HAlphaAnomalyzer._anova_analysis

Module Contents

Functions

_preprocess_and_filter_data(data_with_ranges)

Computes the S statistic and separates data by anomaly labels.

_anova_ftest(data_with_ranges[, grid_size, ...])

Performs One-way ANOVA F-test on S statistics across grid cells and

HAlphaAnomalyzer._anova_analysis._preprocess_and_filter_data(data_with_ranges)[source]

Computes the S statistic and separates data by anomaly labels.

This function calculates the S statistic as the sum of absolute deviations between candidate range values and the average pixel values for each grid cell of the training images data. It then separates the data into two DataFrames based on the anomaly label: one for non-anomalous (label 0) and one for anomalous (label 1) data.

Parameters

data_with_rangespd.DataFrame

The DataFrame with candidate ranges for each grid cell of the training images data.

Returns

df_label_0pd.DataFrame

A DataFrame with computed S statistics for non-anomalous data (label 0).

df_label_1pd.DataFrame

A DataFrame with computed S statistics for anomalous data (label 1).

HAlphaAnomalyzer._anova_analysis._anova_ftest(data_with_ranges, grid_size=8, lower_range_end=20, upper_range_start=80, step_size=2)[source]

Performs One-way ANOVA F-test on S statistics across grid cells and candidate ranges.
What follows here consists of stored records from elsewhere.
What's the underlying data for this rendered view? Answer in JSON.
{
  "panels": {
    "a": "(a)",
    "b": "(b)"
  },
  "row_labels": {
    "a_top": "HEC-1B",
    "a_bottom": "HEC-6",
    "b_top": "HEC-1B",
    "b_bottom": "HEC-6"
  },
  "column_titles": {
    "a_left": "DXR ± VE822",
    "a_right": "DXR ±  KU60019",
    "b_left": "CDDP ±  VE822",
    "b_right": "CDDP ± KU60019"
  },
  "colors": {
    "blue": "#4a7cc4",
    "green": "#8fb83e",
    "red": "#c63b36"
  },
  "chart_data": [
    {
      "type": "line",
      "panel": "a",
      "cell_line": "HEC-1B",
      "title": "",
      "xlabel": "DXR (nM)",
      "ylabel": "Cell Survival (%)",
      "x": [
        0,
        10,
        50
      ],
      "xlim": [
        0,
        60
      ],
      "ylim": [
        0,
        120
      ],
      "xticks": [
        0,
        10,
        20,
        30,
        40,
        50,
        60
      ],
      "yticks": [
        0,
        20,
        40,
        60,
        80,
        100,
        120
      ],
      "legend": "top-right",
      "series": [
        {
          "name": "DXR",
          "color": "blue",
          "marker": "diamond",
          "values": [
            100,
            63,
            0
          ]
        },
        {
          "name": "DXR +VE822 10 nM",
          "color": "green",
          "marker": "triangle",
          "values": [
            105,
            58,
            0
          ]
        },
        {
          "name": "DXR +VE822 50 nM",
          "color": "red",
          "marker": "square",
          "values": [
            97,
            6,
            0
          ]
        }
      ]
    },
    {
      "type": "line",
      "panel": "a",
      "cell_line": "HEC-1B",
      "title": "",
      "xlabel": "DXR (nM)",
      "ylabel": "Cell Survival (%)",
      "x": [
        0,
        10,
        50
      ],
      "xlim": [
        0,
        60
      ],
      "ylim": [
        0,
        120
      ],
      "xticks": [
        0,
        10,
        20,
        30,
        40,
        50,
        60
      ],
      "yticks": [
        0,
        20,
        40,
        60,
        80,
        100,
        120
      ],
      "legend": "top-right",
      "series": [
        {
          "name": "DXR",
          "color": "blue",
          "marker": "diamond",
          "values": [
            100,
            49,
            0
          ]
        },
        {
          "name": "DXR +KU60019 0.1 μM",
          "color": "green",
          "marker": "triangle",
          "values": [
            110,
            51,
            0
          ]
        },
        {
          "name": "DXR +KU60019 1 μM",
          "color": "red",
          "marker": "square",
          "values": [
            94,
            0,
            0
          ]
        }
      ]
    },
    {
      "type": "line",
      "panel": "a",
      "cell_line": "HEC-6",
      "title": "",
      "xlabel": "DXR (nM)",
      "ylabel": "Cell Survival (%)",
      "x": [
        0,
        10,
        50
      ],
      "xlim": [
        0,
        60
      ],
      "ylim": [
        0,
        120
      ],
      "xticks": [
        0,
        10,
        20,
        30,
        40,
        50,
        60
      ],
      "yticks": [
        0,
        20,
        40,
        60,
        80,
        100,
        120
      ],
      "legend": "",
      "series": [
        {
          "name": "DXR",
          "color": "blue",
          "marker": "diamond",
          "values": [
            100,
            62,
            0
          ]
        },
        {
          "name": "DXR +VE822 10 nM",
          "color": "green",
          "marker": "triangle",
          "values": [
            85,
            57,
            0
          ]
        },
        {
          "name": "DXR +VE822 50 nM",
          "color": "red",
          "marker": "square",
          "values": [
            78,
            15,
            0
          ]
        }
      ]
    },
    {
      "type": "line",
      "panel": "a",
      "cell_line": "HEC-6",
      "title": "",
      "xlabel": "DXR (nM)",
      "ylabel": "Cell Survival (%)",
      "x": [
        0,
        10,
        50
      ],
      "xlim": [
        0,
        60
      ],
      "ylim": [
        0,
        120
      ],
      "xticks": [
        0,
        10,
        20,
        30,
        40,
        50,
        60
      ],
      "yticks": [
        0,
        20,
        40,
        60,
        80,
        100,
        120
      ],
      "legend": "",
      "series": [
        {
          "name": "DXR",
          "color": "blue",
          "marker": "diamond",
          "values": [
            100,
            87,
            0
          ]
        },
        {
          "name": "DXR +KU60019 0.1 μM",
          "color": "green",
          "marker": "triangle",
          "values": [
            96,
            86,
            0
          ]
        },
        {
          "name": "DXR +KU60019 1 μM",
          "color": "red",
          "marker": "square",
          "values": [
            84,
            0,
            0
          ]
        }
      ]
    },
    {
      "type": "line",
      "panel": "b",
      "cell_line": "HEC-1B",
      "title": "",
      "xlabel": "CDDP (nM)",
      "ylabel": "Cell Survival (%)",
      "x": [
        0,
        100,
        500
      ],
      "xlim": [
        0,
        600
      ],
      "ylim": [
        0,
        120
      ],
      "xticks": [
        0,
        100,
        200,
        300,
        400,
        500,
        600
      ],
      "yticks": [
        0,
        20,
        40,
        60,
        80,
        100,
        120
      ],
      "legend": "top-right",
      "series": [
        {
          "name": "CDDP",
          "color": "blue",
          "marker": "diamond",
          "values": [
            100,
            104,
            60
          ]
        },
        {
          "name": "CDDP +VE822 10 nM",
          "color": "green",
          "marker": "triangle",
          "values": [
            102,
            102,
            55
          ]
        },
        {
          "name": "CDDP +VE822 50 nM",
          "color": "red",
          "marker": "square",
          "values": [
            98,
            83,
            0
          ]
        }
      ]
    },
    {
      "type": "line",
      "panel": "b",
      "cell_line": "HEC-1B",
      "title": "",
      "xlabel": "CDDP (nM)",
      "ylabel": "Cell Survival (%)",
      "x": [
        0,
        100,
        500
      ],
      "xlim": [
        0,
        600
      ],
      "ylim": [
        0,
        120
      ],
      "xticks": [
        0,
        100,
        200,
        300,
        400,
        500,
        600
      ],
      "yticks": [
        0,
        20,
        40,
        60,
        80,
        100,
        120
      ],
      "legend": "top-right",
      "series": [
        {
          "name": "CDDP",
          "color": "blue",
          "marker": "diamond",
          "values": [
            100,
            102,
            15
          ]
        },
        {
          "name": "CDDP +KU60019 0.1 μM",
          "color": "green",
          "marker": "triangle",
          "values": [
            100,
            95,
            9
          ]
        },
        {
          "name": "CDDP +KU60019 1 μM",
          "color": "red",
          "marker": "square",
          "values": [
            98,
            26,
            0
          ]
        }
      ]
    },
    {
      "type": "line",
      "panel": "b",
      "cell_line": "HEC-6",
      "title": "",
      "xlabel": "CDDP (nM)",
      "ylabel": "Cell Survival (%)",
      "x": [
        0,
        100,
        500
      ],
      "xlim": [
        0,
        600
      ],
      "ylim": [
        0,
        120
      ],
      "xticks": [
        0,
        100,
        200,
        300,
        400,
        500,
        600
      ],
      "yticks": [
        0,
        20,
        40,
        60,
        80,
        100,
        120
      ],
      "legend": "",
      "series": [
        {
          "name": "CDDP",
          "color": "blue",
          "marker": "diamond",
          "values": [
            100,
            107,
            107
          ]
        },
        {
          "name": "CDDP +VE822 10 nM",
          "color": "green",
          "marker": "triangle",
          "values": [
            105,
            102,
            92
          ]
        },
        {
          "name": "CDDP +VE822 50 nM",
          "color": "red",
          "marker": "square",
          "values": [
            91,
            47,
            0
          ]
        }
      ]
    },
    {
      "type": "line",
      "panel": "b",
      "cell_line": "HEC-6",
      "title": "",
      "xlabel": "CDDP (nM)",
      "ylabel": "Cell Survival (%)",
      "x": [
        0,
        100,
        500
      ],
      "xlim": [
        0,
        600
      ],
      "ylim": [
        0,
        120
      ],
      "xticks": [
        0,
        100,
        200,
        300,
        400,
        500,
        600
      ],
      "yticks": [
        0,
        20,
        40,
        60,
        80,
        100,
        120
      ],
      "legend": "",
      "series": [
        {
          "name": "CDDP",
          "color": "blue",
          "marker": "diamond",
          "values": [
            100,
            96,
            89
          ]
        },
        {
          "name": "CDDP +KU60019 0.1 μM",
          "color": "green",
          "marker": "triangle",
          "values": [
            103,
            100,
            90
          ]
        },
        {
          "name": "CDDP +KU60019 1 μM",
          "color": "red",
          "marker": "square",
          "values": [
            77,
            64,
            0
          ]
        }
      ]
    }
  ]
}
This function calculates the One-way ANOVA F-test statistic between anomalous and non-anomalous images for each combination of grid cell and candidate range of the training images data using the S statistics.

Parameters

data_with_rangespd.DataFrame

The DataFrame with candidate ranges for each grid cell of the training images data.

grid_sizeint, optional

The number of rows and columns to divide each image into, by default 8.

lower_range_endint, optional

The end of candidate lower ranges, by default 20.

upper_range_startint, optional

The start of candidate upper ranges, by default 80.

step_sizeint, optional

The step size for candidate ranges, by default 2.

Returns

df_anova_resultspd.DataFrame

A DataFrame with computed F-statistic for each combination of grid cell and candidate range of the training images data.